Effect of coevolution between bacterial host and beta-lactamase-producing plasmid on the spread of beta-lactams resistance

Background

Antibiotic resistance increases the cost of health care and causes therapy failure. It is estimated that antimicrobial resistance could be responsible for 10 million deaths per year globally by 2050. Beta-lactam antibiotics are one of the most widely used relevant drug classes of antibacterial agents. They include penicillins, cephalosporins, carbapenems, penems (also known as thiopenems) and monobactams. Beta-lactam resistance of gram-negative bacteria results mainly from the interplay between four factors: (i) the sensitivity of the target (i.e., the penicillin-binding proteins, PBPs), (ii) the catalytic activity and concentration of the periplasmic beta-lactamases, (iii) the permeability of the outer membrane and (iv) the expression and affinity of the efflux system. Hydrolysis of beta-lactams by beta-lactamases is the most common resistance mechanism to this drug class. AmpC, the gene encoding AmpC-type beta-lactamase, is often encoded by conjugative plasmids that may transfer horizontally. Similarly, blaKPC, blaFOX, and blaTEM-1, which confer resistance to carbapenems, cephalosporins, penicillins and early cephalosporins, respectively, are plasmid-encoded and the KPC carbapenemases are associated with outbreaks in hospitals and increasingly spread worldwide.  
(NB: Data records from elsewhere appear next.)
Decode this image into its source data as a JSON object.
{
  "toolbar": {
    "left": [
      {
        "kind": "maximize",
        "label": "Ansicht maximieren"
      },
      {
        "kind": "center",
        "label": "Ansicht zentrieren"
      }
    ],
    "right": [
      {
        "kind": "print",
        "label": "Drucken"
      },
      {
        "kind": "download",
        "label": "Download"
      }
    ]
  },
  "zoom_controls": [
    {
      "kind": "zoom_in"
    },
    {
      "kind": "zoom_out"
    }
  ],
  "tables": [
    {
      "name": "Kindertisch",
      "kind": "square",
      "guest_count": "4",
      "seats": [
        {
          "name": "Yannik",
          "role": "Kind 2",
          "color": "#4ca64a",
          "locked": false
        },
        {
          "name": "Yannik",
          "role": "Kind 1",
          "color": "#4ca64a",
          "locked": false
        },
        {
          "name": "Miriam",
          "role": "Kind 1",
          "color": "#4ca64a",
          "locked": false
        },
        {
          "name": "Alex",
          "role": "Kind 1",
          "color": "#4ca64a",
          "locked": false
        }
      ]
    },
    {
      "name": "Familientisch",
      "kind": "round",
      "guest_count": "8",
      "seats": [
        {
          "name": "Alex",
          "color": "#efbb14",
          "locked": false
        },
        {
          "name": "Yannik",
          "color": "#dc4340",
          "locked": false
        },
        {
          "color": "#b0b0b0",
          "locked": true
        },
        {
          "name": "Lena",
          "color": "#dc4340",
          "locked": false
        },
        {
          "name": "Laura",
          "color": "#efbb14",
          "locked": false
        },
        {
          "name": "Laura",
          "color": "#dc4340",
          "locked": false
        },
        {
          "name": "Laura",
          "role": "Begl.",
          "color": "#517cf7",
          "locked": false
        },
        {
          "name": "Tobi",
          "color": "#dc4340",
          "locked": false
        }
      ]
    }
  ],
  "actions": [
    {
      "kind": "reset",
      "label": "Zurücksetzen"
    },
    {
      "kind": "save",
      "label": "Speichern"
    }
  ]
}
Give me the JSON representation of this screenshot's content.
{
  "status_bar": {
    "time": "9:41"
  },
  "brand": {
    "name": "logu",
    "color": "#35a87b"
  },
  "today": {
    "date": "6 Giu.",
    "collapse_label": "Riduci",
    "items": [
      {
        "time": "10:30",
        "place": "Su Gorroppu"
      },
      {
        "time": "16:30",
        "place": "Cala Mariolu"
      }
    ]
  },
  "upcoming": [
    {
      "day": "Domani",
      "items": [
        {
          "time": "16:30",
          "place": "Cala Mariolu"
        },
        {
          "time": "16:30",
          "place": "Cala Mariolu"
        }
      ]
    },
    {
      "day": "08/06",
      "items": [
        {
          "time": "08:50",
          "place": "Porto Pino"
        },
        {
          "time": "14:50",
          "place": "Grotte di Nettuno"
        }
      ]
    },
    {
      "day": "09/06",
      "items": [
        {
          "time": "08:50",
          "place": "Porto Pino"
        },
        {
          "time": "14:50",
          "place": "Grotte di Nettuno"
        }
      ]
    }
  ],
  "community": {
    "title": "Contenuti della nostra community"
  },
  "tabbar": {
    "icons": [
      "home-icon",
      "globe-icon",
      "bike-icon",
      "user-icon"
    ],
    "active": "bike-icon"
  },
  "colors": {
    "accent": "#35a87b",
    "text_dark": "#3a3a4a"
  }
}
Bacterial hosts of beta-lactamase-producing plasmids (BLP plasmids) are potential reservoirs of these antibiotic resistant genes, by transferring these genes to non-resistant strains. Previous studies have identified at least five human-originated E. coli strains harbouring plasmids with blaCTX-M-14 (encoding an extended-spectrum beta-lactamase, ESBL) that are self-transmissible, and are able to transfer to E. coli DH10B using liquid mating assays. However, the spread of BLP plasmids does not only depend on a fixed rate at which they are transferred to new host bacteria, but also on the growth rate of donor and recipient bacteria and on the stability of plasmid carriage. All these parameters are potentially subject to changes caused by the coevolution of host and plasmid. Yet, little is known about how host-plasmid coevolution affects the spread of BLP plasmids by affecting host fitness or transfer rates, nor about the specific molecular mechanisms involved in plasmid-host coevolution. 

It is therefore important to better understand the dynamics and mechanisms of coevolution of bacterial host and conjugative BLP plasmids, and their effect on conjugation efficiencies, host range, fitness and evolvability of beta-lactams-resistance. 

Project description

Our study focuses on a better fundamental understanding of the possible role of rapid coevolution of BLP plasmids and bacterial hosts in the success and spread of antibiotic resistance. Addressing this current knowledge gap is important and may contribute to gain knowledge on molecular mechanisms of BLP-plasmid-host coevolution, and its effect on beta-lactamase gene spreading, which in a much later stage may lead to changes in antimicrobial usage and developing new therapies for the control of beta-lactams resistance.